Along for the ride is the witch-hunter's obligatory Guide to Modern Life, Kassandra, a too-spunky young woman who's always ready with a strained wisecrack and whose personal fashion concept is "The T. J. Maxx Molly Ringwald." Their only other ally is a Mennonite old guy, who I hoped would tag along for the rest of the movie just to add to the weird factor. It would've been like one of those D&D parties with a barbarian, a wizard, a ninja, and a shapechanging kobold demigod.
Regardless, the weirdness continues right up through the finale, and Warlock is memorable mainly for its whatthefuckedness. It's not David Lynch or anything, but it is the sort of movie you can't imagine getting made by an actual studio these days. Luckily, the film winks at itself a few times. (But then, I don't see how it couldn't.)
For the most part, this is what you'd call a game cast. To the extent that the movie succeeds, it's only because the cast is taking the proceedings seriously—no small feat when your villain is literally kiting his opponent, or when the hero carries a broken weathervane through half the movie.
Though the heroine character is generally annoying, actress Lori Singer strikes the right balance of fear, confusion, and pluck. The real weak spot in the cast is Julian Sands as the titular warlock. He has the look, but never seems more than slightly menacing. Maybe, unlike the other actors, Sands felt himself to be above the material. That'd explain the way his delivery ranges from boredom to thinking he's in a Corman movie.

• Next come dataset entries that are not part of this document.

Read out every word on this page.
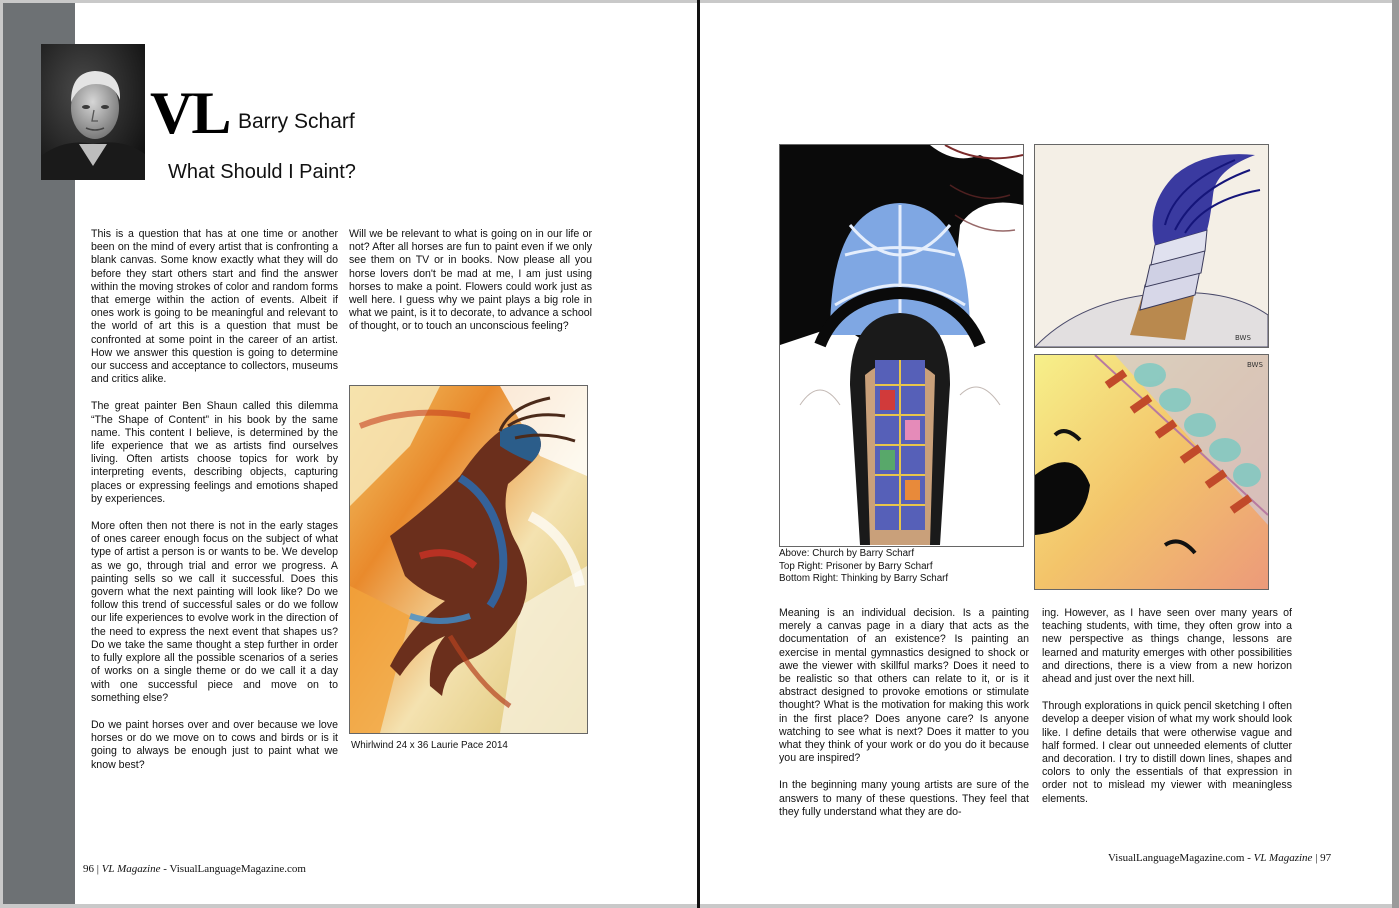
VL Barry Scharf
What Should I Paint?

This is a question that has at one time or another been on the mind of every artist that is confronting a blank canvas. Some know exactly what they will do before they start others start and find the answer within the moving strokes of color and random forms that emerge within the action of events. Albeit if ones work is going to be meaningful and relevant to the world of art this is a question that must be confronted at some point in the career of an artist. How we answer this question is going to determine our success and acceptance to collectors, museums and critics alike.

The great painter Ben Shaun called this dilemma “The Shape of Content” in his book by the same name. This content I believe, is determined by the life experience that we as artists find ourselves living. Often artists choose topics for work by interpreting events, describing objects, capturing places or expressing feelings and emotions shaped by experiences.

More often then not there is not in the early stages of ones career enough focus on the subject of what type of artist a person is or wants to be. We develop as we go, through trial and error we progress. A painting sells so we call it successful. Does this govern what the next painting will look like? Do we follow this trend of successful sales or do we follow our life experiences to evolve work in the direction of the need to express the next event that shapes us? Do we take the same thought a step further in order to fully explore all the possible scenarios of a series of works on a single theme or do we call it a day with one successful piece and move on to something else?

Do we paint horses over and over because we love horses or do we move on to cows and birds or is it going to always be enough just to paint what we know best?

Will we be relevant to what is going on in our life or not? After all horses are fun to paint even if we only see them on TV or in books. Now please all you horse lovers don't be mad at me, I am just using horses to make a point. Flowers could work just as well here. I guess why we paint plays a big role in what we paint, is it to decorate, to advance a school of thought, or to touch an unconscious feeling?

Whirlwind 24 x 36 Laurie Pace 2014
96 | VL Magazine - VisualLanguageMagazine.com
BWS
BWS
Above: Church by Barry Scharf
Top Right: Prisoner by Barry Scharf
Bottom Right: Thinking by Barry Scharf

Meaning is an individual decision. Is a painting merely a canvas page in a diary that acts as the documentation of an existence? Is painting an exercise in mental gymnastics designed to shock or awe the viewer with skillful marks? Does it need to be realistic so that others can relate to it, or is it abstract designed to provoke emotions or stimulate thought? What is the motivation for making this work in the first place? Does anyone care? Is anyone watching to see what is next? Does it matter to you what they think of your work or do you do it because you are inspired?

In the beginning many young artists are sure of the answers to many of these questions. They feel that they fully understand what they are do-

ing. However, as I have seen over many years of teaching students, with time, they often grow into a new perspective as things change, lessons are learned and maturity emerges with other possibilities and directions, there is a view from a new horizon ahead and just over the next hill.

Through explorations in quick pencil sketching I often develop a deeper vision of what my work should look like. I define details that were otherwise vague and half formed. I clear out unneeded elements of clutter and decoration. I try to distill down lines, shapes and colors to only the essentials of that expression in order not to mislead my viewer with meaningless elements.

VisualLanguageMagazine.com - VL Magazine | 97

All the same, he has a couple of good moments, like the scene with the kid.
One of the stronger points in Warlock was also one of the stronger points in Hudson Hawk: Richard E. Grant, playing the heroic Highlander-esque witch hunter, Giles Redferne. (Your kissing-scene riff: "Well, I guess she just found out where the Redferne grows. IN HIS PANTS.") Grant's character is your typical flinty hero-out-of-time, and the actor's estrogen brigade (which I assume exists) should see this movie; though he's never as gleefully wacked-out as he was in Hudson Hawk, his hair is better.

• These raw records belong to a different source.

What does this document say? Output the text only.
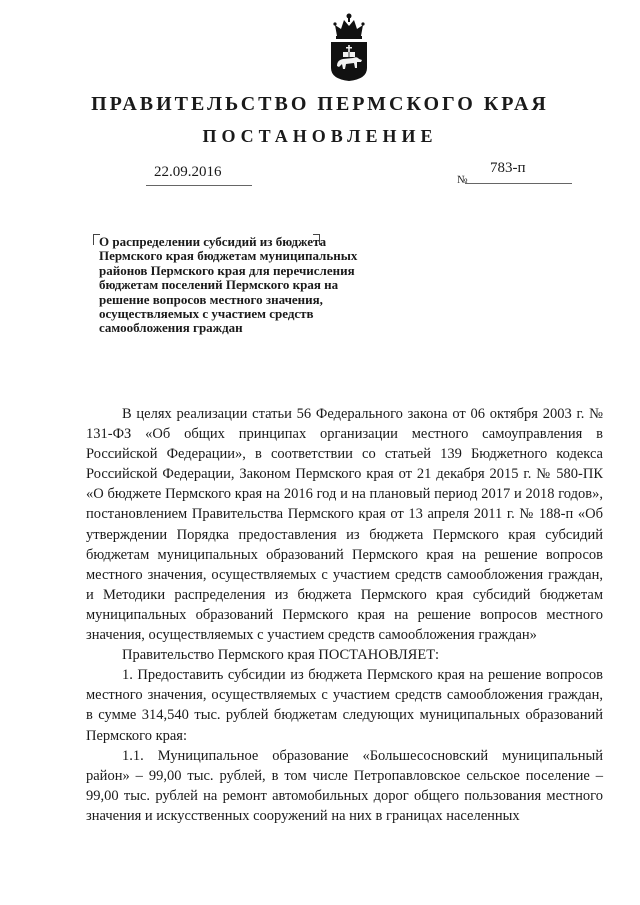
ПРАВИТЕЛЬСТВО ПЕРМСКОГО КРАЯ
ПОСТАНОВЛЕНИЕ
22.09.2016	№
783-п
О распределении субсидий из бюджета Пермского края бюджетам муниципальных районов Пермского края для перечисления бюджетам поселений Пермского края на решение вопросов местного значения, осуществляемых с участием средств самообложения граждан

В целях реализации статьи 56 Федерального закона от 06 октября 2003 г. № 131-ФЗ «Об общих принципах организации местного самоуправления в Российской Федерации», в соответствии со статьей 139 Бюджетного кодекса Российской Федерации, Законом Пермского края от 21 декабря 2015 г. № 580-ПК «О бюджете Пермского края на 2016 год и на плановый период 2017 и 2018 годов», постановлением Правительства Пермского края от 13 апреля 2011 г. № 188-п «Об утверждении Порядка предоставления из бюджета Пермского края субсидий бюджетам муниципальных образований Пермского края на решение вопросов местного значения, осуществляемых с участием средств самообложения граждан, и Методики распределения из бюджета Пермского края субсидий бюджетам муниципальных образований Пермского края на решение вопросов местного значения, осуществляемых с участием средств самообложения граждан»

Правительство Пермского края ПОСТАНОВЛЯЕТ:

1. Предоставить субсидии из бюджета Пермского края на решение вопросов местного значения, осуществляемых с участием средств самообложения граждан, в сумме 314,540 тыс. рублей бюджетам следующих муниципальных образований Пермского края:

1.1. Муниципальное образование «Большесосновский муниципальный район» – 99,00 тыс. рублей, в том числе Петропавловское сельское поселение – 99,00 тыс. рублей на ремонт автомобильных дорог общего пользования местного значения и искусственных сооружений на них в границах населенных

A promising climactic battle turns cheap and lame when the warlock and Redferne decide to "fight it out like men" rather than employ too many expensive effects, to say nothing of the mechanism by which Kassandra finally defeats the warlock. Without spoiling it, I'll just say it struck me as a sign of writerly desperation—one of those "But if that's all it took, why didn't they…" sort of things. I suppose I ought to mention that (to my surprise) the screenwriter was David Twohy of the Riddick franchise! It seems that introducing your badass killer character while he's chained and glowering is a Twohy Trope.

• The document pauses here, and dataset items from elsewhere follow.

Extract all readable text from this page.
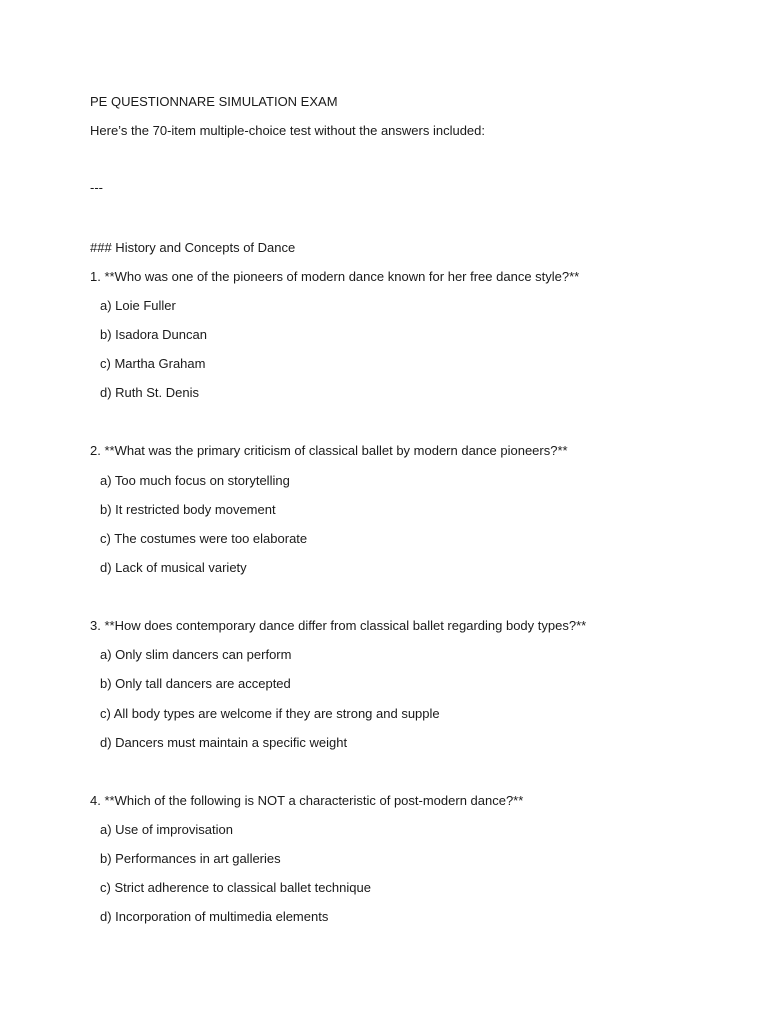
PE QUESTIONNARE SIMULATION EXAM
Here’s the 70-item multiple-choice test without the answers included:
---
### History and Concepts of Dance
1. **Who was one of the pioneers of modern dance known for her free dance style?**
a) Loie Fuller
b) Isadora Duncan
c) Martha Graham
d) Ruth St. Denis
2. **What was the primary criticism of classical ballet by modern dance pioneers?**
a) Too much focus on storytelling
b) It restricted body movement
c) The costumes were too elaborate
d) Lack of musical variety
3. **How does contemporary dance differ from classical ballet regarding body types?**
a) Only slim dancers can perform
b) Only tall dancers are accepted
c) All body types are welcome if they are strong and supple
d) Dancers must maintain a specific weight
4. **Which of the following is NOT a characteristic of post-modern dance?**
a) Use of improvisation
b) Performances in art galleries
c) Strict adherence to classical ballet technique
d) Incorporation of multimedia elements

All told, I expected this to be lamer and less fun than it was. The gore is minimal enough, and fakey enough, that most audiences should find it a wacky diversion, great for a Halloween party (especially if that party also features booze). Watch this space for reviews of its two sequels—Warlock: The Armageddon, in which it is no doubt revealed that the lazy measures Kassandra takes at the end of this movie to conceal the Grand Grimoire were insufficient; and Warlock III: The End of Innocence, in which Sands is replaced by Bruce Payne (Dungeons and Dragons' Damodar, a.k.a. Blue-Lips), who I can imagine being scarier in the role.